Minha trajetória profissional e boa parte da vida pessoal poderiam ser contadas por essas credenciais. Outro dia, procurando comprovantes para enfrentar o leão do IR, encontrei uma caixa repleta delas e de crachás e tíquetes de ingressos. Confirmei, então, que é possível fazer uma linha do tempo com tantos identificadores, a começar pela carteirinha em couro de sócio atleta do Grêmio Esportivo Bagé, que defendi com muita garra como integrante do segundo quadro nos anos 1960.

As credenciais dizem muito também sobre minha formação e preferências. Por isso, a relação com o esporte, onde atuei por quase 30 anos, recheou a caixa com carteiras associativas e credenciais: da Associação de Cronistas Esportivos de Porto Alegre/Acepa (matrícula 136), que foi sucedida pela  Associação de Cronistas Esportivos Gaúchos, da entidade nacional dos Cronistas Esportivos, de membro do Conselho Regional de Desportos, mais as credenciais para as copas do México de 1986, que não fui, e a dos EUA, em 94, que fui pela Rádio Gaúcha, além de passes especiais para jogos importantes como Brasil x Argentina, em 1999, pelas Eliminatórias da Copa do Mundo (apareço como integrantes da Rede Globo), convite especial para a inauguração da Arena do Grêmio em 2012, e para as inesquecíveis partidas pela Copa 2014, a que assisti no Beira-Rio: França x Honduras e Alemanha x Argélia. Um dia esses ingressos vão virar tarefa de gincana. 

Fora do esporte, guardo credenciais do Porto Alegre em Cena, do Festival de Cinema de Gramado e de várias idas ao Porto Seco para o Carnaval de Porto Alegre. Tem participações no exterior também, como no Fórum Mundial das Cidades, em Nanjing, em 2008 e na Expo Xangai 2010, que teve a presença da Prefeitura de Porto Alegre; da NAB (a feira mundial de equipamentos para rádio e TV), em Las Vegas, em 1998, do Green Fórum, em Miami, em 2006, além de outras rodagens, sempre à trabalho e sem pretensão de me exibir.
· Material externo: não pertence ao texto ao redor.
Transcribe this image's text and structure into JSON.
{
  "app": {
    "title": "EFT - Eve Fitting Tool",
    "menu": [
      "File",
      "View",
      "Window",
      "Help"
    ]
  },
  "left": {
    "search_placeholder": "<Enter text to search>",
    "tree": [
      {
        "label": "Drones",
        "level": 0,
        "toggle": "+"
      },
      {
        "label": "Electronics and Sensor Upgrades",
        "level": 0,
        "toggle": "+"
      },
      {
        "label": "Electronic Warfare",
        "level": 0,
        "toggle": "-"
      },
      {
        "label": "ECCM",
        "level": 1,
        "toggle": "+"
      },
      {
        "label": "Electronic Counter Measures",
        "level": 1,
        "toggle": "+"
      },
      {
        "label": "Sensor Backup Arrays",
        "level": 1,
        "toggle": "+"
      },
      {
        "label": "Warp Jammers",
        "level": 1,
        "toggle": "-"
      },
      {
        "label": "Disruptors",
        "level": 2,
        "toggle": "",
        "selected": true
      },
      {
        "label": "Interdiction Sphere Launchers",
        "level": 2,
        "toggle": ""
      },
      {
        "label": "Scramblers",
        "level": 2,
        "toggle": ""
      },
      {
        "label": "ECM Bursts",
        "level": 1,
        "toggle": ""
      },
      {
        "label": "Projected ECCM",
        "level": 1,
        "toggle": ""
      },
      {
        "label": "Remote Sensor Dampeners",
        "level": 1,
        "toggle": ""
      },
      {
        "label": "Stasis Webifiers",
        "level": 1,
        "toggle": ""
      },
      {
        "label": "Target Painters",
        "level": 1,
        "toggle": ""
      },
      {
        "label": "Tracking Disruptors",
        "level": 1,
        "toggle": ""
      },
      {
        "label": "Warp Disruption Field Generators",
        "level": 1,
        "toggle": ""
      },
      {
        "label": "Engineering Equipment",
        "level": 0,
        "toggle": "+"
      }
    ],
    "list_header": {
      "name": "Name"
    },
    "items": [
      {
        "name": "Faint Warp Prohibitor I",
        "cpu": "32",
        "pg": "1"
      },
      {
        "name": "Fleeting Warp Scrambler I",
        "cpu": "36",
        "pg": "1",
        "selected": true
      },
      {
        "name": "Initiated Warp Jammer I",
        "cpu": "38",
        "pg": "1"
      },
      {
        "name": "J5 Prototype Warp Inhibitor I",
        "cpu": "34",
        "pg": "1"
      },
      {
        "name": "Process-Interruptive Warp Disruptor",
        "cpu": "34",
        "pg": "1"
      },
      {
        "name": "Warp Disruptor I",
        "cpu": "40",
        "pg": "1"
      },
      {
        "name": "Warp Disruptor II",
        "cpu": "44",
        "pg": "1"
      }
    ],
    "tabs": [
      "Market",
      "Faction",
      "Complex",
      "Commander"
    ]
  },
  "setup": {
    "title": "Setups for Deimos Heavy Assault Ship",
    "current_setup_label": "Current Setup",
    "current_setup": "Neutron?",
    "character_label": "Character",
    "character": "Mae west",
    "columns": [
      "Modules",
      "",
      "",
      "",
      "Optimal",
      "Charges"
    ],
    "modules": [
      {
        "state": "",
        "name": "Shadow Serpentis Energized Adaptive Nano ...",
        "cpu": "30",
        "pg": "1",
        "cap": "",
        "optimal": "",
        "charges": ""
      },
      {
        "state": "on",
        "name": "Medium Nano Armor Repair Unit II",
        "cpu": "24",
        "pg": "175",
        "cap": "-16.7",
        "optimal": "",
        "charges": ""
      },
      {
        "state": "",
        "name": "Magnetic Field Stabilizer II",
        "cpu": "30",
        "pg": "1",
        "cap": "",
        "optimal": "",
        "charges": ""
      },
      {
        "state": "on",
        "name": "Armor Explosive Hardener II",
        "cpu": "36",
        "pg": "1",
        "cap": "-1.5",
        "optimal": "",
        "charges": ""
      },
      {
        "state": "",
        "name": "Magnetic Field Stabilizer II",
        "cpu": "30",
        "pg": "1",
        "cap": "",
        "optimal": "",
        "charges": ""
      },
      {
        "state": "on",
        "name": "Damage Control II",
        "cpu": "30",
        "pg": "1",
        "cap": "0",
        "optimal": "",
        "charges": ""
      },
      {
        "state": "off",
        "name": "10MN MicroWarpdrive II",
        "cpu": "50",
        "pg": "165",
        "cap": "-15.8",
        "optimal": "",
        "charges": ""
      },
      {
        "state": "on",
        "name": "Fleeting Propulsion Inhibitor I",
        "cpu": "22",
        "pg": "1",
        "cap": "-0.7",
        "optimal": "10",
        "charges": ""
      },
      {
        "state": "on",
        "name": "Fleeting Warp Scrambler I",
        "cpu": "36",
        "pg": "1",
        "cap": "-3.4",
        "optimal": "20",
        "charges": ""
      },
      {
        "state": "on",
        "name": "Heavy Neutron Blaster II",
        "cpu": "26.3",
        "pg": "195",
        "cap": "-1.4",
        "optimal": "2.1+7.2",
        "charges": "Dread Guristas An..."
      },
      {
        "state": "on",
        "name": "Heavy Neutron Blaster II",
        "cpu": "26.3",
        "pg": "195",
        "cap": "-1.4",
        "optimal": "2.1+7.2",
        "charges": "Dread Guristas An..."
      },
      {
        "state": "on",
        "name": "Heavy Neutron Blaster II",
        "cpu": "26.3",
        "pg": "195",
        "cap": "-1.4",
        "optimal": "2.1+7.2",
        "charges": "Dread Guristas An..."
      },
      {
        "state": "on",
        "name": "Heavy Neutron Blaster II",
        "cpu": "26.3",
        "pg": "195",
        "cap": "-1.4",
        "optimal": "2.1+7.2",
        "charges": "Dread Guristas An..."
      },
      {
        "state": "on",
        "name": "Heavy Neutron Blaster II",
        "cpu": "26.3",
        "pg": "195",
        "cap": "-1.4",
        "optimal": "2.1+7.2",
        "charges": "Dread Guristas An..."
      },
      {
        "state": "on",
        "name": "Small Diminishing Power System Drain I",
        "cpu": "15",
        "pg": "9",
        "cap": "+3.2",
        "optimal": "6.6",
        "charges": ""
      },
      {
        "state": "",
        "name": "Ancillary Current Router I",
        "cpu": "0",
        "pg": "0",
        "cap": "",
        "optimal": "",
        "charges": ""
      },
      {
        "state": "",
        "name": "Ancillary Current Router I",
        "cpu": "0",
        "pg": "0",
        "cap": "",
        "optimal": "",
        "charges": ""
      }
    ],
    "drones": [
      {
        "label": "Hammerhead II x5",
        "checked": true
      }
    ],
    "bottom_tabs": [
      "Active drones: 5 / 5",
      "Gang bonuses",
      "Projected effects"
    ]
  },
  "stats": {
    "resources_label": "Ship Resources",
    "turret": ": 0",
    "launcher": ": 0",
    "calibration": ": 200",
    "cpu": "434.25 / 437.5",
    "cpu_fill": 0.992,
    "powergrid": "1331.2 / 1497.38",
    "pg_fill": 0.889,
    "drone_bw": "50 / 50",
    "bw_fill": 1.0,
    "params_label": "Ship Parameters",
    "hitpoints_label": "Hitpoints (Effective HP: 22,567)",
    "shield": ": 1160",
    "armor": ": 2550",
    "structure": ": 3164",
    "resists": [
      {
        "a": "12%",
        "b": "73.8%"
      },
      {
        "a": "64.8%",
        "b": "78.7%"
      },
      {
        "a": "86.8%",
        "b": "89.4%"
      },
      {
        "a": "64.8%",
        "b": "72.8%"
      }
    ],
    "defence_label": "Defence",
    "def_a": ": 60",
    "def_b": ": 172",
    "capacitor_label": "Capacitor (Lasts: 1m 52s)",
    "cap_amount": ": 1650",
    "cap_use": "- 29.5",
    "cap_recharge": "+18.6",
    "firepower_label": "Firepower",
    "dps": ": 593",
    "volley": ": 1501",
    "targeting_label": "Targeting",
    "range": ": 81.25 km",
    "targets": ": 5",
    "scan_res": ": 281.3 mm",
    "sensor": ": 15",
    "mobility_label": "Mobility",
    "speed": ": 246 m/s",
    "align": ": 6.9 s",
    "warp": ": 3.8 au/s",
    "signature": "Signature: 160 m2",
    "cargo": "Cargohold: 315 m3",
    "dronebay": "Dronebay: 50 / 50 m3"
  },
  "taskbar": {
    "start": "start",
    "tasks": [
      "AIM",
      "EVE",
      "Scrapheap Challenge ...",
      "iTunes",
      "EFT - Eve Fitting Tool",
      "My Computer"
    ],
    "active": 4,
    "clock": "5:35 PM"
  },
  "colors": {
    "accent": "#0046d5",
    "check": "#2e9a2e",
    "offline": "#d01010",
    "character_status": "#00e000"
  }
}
Recolhi e também está no acervo uma identificação de posição na mesa, de um dos encontros na China, a cartela com o nome Flávio escrito em mandarim. Quero crer que a versão seja fidedigna, mas como saber. Outra preciosidade é a minha carteira do DCE da Ufrgs, de 1971, quando cursava o segundo ano de Jornalismo. Não posso deixar de referir a credencial especial que recebi - e não devolvi - para adentrar à Vênus Platinada, o prédio da Globo no Jardim Botânico, no Rio. Fosse eu um Bozó daqui, como aquele personagem do Chico Anísio, sairia por aí exibindo a peça, mas sujeito a ouvir muitos "Globolixo". 

As coberturas eleitorais e a participação em campanhas políticas também contribuíram para o acervo. Aí preciso confessar: tenho um crachá, com foto e tudo, que me identifica como prestador de serviços para a Duda Mendonça Marketing Político. Foi na campanha de 1998 para o governo do Estado, quando convivi aqui com o preposto do Duda, na época, o João Santana, que  mais tarde foi preso e condenado na Operação Lava Jato. Esclareço que sai incólume dessa relação. 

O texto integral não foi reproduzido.